Caídas en los futuros del IBEX 35 tras los ataques a Irán
El IBEX 35 se resiente tras estallar la guerra contra Irán. Petróleo y defensa al alza frente al desplome de aerolíneas y turismo
Los futuros del IBEX 35 retroceden un 0,7% y los del Eurostoxx50 retroceden el 1,5%, mientras que los del S&P500 ceden el 0,9%, después de los ataques de este fin de semana de EEUU e Israel a Irán.
El estallido de la guerra en Oriente Próximo ha provocado un giro inmediato hacia los activos refugio, causando una auténtica sacudida en la reordenación sectorial.
Las compañías energéticas y de defensa lideran las subidas, mientras que las aerolíneas y el turismo encajan las mayores caídas por el repunte del petróleo y el riesgo operativo sobre el espacio aéreo.

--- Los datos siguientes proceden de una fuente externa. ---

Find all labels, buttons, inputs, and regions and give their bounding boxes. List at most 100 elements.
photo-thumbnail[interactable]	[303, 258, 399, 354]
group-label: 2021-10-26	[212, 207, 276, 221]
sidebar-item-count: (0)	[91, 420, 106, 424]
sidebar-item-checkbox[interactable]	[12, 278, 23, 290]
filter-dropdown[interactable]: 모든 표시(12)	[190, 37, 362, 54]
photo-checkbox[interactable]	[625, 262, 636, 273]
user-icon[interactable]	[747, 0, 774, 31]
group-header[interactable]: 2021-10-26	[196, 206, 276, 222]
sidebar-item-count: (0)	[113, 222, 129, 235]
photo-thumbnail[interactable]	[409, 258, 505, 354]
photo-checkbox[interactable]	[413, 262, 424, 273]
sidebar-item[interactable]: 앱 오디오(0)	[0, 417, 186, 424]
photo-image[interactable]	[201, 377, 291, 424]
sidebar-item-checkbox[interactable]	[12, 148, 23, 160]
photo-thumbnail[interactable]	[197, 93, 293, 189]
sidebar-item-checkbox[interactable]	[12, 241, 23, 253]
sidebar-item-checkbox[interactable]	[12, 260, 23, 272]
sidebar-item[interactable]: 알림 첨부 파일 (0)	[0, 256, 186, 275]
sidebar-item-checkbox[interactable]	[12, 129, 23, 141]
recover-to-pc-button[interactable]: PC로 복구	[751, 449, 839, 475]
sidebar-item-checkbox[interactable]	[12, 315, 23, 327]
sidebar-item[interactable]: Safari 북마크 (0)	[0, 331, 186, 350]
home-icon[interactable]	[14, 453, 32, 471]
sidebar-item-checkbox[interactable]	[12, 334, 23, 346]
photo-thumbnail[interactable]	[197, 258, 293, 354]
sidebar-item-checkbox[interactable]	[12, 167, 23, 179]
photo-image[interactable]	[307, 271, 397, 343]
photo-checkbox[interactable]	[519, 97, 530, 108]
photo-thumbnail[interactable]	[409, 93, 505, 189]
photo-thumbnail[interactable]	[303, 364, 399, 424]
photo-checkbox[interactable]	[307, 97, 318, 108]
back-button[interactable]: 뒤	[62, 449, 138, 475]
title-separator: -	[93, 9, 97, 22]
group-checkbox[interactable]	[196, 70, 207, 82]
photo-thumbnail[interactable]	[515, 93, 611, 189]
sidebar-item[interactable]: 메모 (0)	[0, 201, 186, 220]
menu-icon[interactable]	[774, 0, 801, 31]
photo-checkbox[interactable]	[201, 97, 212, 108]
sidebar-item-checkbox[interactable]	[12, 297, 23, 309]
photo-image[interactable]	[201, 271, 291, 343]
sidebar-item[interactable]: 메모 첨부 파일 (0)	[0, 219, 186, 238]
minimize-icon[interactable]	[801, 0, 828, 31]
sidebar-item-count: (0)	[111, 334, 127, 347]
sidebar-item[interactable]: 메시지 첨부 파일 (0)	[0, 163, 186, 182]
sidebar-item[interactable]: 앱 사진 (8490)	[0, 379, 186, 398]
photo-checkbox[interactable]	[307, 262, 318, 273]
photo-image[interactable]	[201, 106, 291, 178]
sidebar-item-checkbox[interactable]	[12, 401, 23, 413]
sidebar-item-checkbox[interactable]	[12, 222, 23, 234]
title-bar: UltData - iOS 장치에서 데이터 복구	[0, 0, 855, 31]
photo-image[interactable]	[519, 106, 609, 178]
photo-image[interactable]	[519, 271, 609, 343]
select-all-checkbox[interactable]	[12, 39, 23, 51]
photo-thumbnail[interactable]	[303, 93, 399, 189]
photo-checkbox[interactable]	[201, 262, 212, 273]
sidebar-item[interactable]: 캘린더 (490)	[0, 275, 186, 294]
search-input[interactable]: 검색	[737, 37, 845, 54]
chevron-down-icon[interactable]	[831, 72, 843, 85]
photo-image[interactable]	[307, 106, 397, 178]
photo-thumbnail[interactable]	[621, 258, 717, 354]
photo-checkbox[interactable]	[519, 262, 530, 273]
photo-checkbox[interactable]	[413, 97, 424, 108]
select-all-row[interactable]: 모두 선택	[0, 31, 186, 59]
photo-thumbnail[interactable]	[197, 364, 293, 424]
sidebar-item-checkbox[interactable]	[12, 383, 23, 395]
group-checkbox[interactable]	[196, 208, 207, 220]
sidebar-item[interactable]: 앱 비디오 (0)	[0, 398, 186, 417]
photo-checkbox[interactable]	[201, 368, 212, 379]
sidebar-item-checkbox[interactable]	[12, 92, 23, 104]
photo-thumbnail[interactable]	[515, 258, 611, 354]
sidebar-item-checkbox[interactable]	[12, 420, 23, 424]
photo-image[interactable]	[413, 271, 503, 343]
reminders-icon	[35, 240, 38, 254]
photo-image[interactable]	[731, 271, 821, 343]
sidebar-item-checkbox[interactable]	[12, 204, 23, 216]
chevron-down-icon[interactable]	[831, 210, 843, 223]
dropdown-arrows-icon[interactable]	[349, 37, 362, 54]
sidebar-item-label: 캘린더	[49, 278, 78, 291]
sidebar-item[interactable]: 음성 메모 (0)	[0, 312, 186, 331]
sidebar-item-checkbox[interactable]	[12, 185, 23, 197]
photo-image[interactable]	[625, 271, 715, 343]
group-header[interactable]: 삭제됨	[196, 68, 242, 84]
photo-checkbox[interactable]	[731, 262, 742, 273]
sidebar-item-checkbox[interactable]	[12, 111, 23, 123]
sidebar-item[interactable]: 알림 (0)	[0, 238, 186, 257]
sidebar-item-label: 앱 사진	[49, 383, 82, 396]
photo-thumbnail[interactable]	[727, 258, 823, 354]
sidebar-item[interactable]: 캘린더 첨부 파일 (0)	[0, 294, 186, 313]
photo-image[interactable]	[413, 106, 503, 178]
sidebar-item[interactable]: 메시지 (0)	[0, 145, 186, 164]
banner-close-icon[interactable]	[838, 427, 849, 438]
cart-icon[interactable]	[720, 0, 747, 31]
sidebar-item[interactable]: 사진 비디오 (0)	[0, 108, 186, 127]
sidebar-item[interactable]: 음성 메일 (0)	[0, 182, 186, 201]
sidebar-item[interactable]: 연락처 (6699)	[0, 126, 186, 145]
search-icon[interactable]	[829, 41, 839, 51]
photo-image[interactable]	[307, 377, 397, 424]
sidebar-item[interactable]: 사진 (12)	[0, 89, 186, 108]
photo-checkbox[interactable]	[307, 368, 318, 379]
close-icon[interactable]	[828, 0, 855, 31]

Con diferencia, la mayor volatilidad se ha visto en el crudo, que llegó a dispararse un 13% para el barril de Brent en los primeros compases de la sesión, antes de moderar las subidas, ante el riesgo que supone el posible cierre del estrecho de Ormuz, controlado por Irán y por donde pasa buena parte del tráfico de petróleo y el gas natural licuado.
El temor a un nuevo episodio inflacionista vuelve así al primer plano justo cuando los inversores trataban de consolidar el escenario de recortes de tipos en las principales economías.
El petróleo vuelve a marcar el ritmo
El sector energético ha sido el principal beneficiado del nuevo escenario. Las petroleras asiáticas registraron fuertes avances, con la australiana Woodside Energy subiendo hasta un 11% y PetroChina cerca de un 6%, en un movimiento que anticipa el posible traslado del rally al resto de grandes compañías del sector, incluidas las europeas y estadounidenses.
El mercado sigue especialmente pendiente del estrecho de Ormuz, un punto estratégico por el que circula aproximadamente una quinta parte del petróleo mundial. Aunque Irán ha señalado que no pretende cerrar esta vía, los inversores monitorizan cualquier señal de interrupción del tráfico marítimo, ya que un bloqueo prolongado podría llevar el barril a niveles superiores a los 100 dólares, según varios analistas.
Defensa, el otro gran ganador
Por otro lado, el aumento de las tensiones geopolíticas vuelve a poner en el foco a las compañías de defensa, como es el caso de Indra dentro del IBEX 35. Es sector que ya acumulaba fuertes avances en los últimos meses por el incremento del gasto militar global.
En Asia, varios valores ligados a la industria militar registraron subidas de doble dígito, y el movimiento apunta ahora a los grandes contratistas occidentales, tanto en Estados Unidos como en Europa.
El mercado interpreta que la escalada en Oriente Próximo podría acelerar nuevos planes de inversión en seguridad y defensa, especialmente en un contexto en el que Washington lleva tiempo presionando a sus aliados para elevar el gasto militar.
Con todo, algunos analistas advierten de que el impulso actual responde más a un factor de sentimiento que a revisiones inmediatas de beneficios, aunque reconocen que el flujo de dinero hacia el sector podría mantenerse mientras persista la incertidumbre geopolítica.
Oro y metales preciosos: regreso del refugio clásico
Otro de los movimientos habituales en episodios de tensión internacional ha vuelto a repetirse: el avance de los metales preciosos. El oro y la plata, que ya venían mostrando una tendencia alcista en los últimos meses, han retomado las subidas, impulsando a las compañías mineras.
El comportamiento confirma que el mercado busca coberturas frente al riesgo geopolítico y frente a un eventual repunte de la inflación si el encarecimiento energético se prolonga en el tiempo.
Aerolíneas y turismo, en el lado opuesto
Como suele suceder casi siempre, si hay un sector claramente perjudicado por el nuevo escenario es el del transporte aéreo. El aumento del precio del combustible amenaza directamente los márgenes de las aerolíneas y, además, el cierre parcial del espacio aéreo en Oriente Medio incrementa el riesgo de cancelaciones y desvíos de rutas.
Las compañías asiáticas han liderado las caídas, con descensos que en algunos casos rondaron el 10%, mientras que el mercado vigila también la reacción de las grandes aerolíneas europeas y estadounidenses.
El golpe llega en un momento especialmente sensible, con el sector todavía apoyado en la fortaleza de la demanda turística y con márgenes muy dependientes del coste energético. De hecho, las caídas encajadas el viernes por IAG en el IBEX 35 se debieron a una mezcla entre sus resultados y los temores al conflicto bélico.
Los analistas recuerdan que pequeñas variaciones en el precio del combustible pueden tener un efecto significativo sobre el beneficio por acción de las aerolíneas, lo que explica la rapidez con la que el dinero ha salido del sector.